Moral Exemplars of Care and Protection
While in the pre-revolutionary past, governance often remained at the level of moral exemplars, and state officials only rarely directly interfered in local affairs, under socialism, the Chinese and Vietnamese nation-states extended their politics very concretely into the ordinary lives of even the remotest communities. The moral exemplars of socialism (Mao, Ho Chi Minh, the ‘good official’, the model worker etc) became an essential part of popular culture, and they continue to be invoked today. As models of care and protection they are now deified and commercialized, and they stand in competition with numerous other exemplary models and sources of authority. Within this field, we want to compare different models of protecting, caring, and social support.

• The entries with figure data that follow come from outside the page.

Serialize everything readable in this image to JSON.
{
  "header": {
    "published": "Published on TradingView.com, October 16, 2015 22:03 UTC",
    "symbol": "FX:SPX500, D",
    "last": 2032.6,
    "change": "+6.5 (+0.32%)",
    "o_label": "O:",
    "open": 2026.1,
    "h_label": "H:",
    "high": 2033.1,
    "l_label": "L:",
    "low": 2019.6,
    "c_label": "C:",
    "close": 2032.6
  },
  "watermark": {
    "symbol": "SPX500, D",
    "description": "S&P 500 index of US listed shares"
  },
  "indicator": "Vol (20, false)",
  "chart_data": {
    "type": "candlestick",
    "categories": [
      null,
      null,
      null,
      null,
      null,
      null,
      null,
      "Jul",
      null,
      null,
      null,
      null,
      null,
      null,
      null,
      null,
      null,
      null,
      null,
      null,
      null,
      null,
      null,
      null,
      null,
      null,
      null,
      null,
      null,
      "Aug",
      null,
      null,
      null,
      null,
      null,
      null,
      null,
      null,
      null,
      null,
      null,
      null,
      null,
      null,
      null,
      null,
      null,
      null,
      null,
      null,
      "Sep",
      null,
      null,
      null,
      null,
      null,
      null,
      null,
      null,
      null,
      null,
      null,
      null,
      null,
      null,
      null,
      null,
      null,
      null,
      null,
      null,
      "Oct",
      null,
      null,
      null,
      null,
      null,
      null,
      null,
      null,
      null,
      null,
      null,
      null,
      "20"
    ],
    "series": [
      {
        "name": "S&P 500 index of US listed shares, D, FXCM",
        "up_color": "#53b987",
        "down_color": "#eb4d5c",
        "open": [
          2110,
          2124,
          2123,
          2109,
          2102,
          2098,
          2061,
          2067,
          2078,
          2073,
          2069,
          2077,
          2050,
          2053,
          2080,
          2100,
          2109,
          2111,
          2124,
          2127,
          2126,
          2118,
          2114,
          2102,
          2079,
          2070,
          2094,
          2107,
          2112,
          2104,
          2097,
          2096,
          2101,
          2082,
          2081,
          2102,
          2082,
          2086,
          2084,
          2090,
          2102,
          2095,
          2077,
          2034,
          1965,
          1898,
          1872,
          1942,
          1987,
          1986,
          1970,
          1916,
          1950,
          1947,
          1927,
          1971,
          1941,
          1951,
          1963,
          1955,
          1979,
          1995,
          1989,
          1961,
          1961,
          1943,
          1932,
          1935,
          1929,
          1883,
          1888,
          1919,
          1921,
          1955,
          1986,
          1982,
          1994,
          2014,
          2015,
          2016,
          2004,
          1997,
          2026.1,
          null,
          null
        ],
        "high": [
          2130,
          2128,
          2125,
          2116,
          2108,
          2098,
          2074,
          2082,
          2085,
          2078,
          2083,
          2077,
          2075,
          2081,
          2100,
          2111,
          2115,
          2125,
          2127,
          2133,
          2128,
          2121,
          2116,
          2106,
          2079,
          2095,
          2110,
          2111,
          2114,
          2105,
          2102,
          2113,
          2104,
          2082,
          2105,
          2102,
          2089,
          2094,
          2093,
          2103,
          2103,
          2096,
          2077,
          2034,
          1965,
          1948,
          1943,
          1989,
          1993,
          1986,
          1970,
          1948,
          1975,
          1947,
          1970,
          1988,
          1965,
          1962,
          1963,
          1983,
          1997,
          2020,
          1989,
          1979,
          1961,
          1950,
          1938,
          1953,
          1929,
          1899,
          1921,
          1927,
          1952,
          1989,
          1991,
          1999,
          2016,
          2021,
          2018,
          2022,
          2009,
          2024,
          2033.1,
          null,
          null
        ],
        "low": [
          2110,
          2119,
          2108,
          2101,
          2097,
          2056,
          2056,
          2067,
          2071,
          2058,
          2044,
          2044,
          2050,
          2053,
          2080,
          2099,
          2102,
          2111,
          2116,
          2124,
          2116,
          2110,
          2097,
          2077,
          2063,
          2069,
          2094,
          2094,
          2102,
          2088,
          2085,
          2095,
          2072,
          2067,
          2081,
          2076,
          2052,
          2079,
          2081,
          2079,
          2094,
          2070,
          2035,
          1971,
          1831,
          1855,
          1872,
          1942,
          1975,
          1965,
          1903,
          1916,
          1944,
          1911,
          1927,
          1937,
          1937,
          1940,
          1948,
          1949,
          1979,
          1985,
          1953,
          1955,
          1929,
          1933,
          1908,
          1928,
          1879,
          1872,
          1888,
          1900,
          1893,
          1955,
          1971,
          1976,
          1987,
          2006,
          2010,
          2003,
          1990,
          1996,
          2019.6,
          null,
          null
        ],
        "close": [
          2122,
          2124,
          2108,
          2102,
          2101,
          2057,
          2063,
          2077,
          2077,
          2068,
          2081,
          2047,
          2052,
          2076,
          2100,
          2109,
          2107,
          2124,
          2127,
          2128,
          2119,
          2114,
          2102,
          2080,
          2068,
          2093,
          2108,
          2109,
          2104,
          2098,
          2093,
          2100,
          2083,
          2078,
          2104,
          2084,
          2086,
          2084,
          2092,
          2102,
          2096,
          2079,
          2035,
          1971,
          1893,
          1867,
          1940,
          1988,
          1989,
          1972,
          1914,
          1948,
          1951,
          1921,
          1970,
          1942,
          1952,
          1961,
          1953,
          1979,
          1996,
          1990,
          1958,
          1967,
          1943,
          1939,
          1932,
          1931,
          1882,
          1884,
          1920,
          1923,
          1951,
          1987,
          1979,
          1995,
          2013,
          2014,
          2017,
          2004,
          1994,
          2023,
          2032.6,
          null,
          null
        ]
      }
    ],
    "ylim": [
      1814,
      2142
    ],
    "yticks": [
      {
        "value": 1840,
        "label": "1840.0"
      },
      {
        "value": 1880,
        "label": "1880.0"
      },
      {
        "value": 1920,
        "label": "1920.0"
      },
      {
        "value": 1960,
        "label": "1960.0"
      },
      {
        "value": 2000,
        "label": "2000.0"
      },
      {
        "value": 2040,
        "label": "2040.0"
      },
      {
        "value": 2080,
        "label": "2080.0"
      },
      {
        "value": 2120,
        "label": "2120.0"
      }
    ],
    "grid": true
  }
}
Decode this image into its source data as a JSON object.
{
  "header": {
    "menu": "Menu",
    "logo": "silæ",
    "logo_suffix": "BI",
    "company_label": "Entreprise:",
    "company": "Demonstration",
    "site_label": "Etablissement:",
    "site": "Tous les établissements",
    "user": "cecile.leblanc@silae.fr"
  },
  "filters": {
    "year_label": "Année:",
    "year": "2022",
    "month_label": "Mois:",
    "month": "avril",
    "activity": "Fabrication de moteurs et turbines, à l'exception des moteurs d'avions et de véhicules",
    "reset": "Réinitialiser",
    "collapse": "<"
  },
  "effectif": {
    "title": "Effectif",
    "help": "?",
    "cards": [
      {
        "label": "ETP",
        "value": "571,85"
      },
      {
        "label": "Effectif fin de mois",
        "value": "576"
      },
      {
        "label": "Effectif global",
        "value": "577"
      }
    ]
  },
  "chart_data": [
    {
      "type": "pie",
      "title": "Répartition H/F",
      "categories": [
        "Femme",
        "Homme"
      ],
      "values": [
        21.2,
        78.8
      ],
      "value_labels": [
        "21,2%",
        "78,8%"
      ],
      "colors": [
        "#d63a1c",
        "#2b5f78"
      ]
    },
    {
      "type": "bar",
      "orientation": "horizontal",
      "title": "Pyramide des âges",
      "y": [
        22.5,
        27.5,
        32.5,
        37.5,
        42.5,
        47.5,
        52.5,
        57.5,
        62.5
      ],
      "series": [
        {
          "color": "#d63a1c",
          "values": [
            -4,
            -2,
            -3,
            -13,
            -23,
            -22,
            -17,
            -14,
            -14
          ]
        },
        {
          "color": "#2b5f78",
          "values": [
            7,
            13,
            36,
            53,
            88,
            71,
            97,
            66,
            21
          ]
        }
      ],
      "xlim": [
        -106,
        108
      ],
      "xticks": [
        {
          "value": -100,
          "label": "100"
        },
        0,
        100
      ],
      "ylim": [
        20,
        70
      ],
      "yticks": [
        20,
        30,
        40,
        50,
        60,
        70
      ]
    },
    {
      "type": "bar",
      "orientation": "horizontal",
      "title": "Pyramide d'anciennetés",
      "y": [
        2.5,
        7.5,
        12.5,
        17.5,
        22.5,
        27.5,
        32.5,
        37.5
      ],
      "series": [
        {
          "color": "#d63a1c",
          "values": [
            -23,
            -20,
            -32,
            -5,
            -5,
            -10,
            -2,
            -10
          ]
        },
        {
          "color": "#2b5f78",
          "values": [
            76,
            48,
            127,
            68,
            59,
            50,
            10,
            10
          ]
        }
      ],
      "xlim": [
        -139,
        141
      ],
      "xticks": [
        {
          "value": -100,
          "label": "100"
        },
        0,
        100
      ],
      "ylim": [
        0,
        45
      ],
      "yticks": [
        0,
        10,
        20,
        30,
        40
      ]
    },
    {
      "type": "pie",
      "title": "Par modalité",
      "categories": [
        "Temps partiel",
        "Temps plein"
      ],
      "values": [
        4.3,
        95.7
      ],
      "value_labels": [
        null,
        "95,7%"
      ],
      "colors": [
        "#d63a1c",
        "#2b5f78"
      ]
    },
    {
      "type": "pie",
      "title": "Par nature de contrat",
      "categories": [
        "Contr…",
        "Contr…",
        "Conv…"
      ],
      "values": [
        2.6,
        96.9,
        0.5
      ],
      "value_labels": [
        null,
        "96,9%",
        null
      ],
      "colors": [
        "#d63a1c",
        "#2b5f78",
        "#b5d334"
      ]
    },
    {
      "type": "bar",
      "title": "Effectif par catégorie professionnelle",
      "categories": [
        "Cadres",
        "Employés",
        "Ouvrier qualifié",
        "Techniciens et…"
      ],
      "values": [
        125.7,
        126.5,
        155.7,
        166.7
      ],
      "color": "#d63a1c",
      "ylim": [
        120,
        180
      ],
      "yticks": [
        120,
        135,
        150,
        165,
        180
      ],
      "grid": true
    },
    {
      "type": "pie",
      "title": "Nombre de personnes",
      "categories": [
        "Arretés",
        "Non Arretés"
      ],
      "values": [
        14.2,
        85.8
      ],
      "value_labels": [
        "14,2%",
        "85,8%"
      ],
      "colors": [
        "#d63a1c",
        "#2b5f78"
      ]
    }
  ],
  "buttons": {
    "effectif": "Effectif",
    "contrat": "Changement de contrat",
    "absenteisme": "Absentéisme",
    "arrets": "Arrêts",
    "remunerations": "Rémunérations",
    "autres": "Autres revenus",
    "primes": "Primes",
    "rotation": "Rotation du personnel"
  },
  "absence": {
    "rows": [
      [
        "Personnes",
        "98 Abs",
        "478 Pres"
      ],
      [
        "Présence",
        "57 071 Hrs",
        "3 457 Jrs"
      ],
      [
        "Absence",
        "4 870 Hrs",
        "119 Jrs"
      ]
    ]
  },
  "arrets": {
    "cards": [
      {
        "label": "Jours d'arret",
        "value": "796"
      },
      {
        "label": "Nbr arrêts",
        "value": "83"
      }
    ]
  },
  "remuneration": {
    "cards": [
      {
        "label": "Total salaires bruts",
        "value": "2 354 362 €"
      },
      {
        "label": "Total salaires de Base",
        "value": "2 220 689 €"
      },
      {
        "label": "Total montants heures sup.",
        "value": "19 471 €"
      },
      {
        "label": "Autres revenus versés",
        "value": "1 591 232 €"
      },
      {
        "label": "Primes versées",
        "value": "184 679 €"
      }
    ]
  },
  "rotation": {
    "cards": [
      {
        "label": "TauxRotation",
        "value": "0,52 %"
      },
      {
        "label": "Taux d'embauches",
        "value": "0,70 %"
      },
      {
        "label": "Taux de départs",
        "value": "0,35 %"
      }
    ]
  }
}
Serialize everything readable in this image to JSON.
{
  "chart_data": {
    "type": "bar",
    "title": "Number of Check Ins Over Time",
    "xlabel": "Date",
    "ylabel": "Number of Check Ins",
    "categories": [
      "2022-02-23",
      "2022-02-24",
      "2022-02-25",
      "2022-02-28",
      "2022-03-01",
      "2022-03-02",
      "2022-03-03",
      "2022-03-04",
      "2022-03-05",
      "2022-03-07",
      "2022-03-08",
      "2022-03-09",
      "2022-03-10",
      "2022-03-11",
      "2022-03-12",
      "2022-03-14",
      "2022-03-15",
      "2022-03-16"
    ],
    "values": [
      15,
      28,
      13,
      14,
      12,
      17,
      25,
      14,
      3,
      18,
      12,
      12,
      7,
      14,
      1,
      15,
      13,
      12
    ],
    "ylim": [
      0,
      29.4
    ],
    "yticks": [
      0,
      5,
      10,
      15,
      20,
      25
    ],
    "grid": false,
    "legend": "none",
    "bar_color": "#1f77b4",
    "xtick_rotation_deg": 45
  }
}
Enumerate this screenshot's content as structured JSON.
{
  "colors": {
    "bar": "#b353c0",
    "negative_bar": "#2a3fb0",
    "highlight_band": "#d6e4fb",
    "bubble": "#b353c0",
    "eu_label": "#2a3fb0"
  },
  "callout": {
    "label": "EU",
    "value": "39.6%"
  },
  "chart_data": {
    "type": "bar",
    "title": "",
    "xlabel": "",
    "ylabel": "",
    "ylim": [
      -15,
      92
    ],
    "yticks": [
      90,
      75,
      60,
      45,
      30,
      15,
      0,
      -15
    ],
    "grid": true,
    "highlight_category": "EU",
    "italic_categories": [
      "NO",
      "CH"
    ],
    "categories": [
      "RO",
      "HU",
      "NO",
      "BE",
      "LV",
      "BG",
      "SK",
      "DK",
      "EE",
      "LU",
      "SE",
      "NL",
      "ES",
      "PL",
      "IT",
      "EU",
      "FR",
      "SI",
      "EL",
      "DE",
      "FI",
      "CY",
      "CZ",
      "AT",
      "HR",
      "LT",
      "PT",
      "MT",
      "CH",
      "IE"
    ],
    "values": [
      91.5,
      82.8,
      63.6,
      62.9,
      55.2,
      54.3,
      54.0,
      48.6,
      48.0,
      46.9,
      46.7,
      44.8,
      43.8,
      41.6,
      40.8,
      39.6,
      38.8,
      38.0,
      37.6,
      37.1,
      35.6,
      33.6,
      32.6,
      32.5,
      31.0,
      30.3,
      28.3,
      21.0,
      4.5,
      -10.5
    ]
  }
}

The Politics of Population Quality
Both in China and Vietnam, the prevalent narratives of modernity and progress have shifted from class struggle and socialist utopia to ‘population quality’, entrepreneurship, and economic growth. The continuous adjustment to what is seen as economic necessity has become the core principle of social policy; economic necessities are measured and justified by statistical means. Yet what ‘progress’, ‘modernization’, and ‘population quality’ mean in concrete situations is always contested. The politics of population quality and progress includes these new discourses, but also very concrete practices of sanitation, hygiene, standardization, quality control, development and poverty alleviation programmes. In our respective research projects, we focus on the ways these official terms and state policies are implemented, translated, appropriated and negotiated locally.